The memorial for the family was set up in Amherst’s Victoria Square, where a large photo of them was surrounded by flowers and gifts left by family and community members.

Amherst Mayor David Kogon said in an interview Tuesday the town has come together for the family in an outpouring of support.

“To lose six members of the community, a young couple with four young children, is such a tragedy,” said Kogon. “Every single person from Amherst is feeling the loss.”

A family friend described them as a boisterous clan. Colin Smith, 44, said their bustling household included a cat, a dog and a bearded lizard.

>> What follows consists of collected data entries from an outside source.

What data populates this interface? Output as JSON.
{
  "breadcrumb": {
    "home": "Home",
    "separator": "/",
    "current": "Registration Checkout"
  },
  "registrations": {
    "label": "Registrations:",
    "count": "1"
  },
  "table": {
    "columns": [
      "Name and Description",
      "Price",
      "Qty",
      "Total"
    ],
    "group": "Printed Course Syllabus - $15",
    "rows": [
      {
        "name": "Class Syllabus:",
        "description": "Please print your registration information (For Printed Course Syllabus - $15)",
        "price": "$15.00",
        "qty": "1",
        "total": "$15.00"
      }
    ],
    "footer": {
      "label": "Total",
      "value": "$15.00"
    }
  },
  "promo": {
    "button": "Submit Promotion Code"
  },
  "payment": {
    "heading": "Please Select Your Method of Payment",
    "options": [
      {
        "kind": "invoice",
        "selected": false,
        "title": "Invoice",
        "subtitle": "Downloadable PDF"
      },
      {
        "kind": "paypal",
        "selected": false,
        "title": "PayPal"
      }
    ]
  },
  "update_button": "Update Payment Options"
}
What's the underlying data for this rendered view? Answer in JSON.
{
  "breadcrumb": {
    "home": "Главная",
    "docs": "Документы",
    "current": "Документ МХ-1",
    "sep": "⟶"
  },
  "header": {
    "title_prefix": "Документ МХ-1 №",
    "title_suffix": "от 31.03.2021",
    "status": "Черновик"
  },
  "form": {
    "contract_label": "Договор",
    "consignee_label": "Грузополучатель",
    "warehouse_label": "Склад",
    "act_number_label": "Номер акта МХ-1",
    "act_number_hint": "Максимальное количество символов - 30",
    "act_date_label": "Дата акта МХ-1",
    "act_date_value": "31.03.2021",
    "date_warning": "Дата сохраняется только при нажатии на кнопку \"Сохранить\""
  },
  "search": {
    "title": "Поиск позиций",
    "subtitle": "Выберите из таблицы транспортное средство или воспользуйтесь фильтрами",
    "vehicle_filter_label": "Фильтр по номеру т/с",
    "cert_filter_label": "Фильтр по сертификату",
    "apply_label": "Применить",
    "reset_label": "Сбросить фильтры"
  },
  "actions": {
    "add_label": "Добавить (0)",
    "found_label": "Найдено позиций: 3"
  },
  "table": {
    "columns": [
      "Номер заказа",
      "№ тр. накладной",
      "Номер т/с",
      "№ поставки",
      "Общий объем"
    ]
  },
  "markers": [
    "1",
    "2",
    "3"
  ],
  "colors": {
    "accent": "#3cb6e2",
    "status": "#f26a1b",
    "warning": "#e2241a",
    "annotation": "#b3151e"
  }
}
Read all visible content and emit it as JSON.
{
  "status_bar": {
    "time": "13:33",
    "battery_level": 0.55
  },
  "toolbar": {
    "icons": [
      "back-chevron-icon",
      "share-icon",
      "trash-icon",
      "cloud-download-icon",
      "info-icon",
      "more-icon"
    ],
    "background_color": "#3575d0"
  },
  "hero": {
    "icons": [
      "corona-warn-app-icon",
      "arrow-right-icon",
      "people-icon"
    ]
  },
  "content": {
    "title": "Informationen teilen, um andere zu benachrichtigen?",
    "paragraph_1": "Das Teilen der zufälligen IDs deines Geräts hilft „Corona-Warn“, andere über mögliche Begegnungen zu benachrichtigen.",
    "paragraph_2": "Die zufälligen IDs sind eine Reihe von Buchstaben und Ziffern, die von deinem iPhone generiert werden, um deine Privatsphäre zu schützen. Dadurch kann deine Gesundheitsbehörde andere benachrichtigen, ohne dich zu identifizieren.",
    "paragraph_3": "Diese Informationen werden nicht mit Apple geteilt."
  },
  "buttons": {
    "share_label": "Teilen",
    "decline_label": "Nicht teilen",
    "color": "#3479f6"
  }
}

He has strong memories of all four children playing on the swings, leaping onto trees and bouncing on a trampoline in the yard as Robertson kept an eye on them.

Smith said Sears worked hard as a labourer for Gordon Food Service in Amherst, and in his spare time his focus was his children and his friends.

“I met him years ago when my little girl was in daycare. I met him and we started talking and we have been inseparable since, and he’s the kind of guy if you ever got in a jam, he’d drop everything and come and help you,” he said.

As the children grew older, they played with his four children, and the sounds of their banter and shouts as they raced about were part of his daily life. “It was a busy household, with four kids. Little orangutans, all of them,” he said.

Smith said many children in Amherst will be affected by the deaths, particularly at the local school that three of the four children attended. He said he has been struggling to explain the tragedy to his own children and is awaiting further information on what occurred.

He recalled that a Facebook message from R.J.’s father informing him of the deaths left him unsteady on his feet.

“I just sat on the couch, staring at the wall …. Then I went over and talked to him (the father). It was hard to have a conversation. I just gave him a hug.”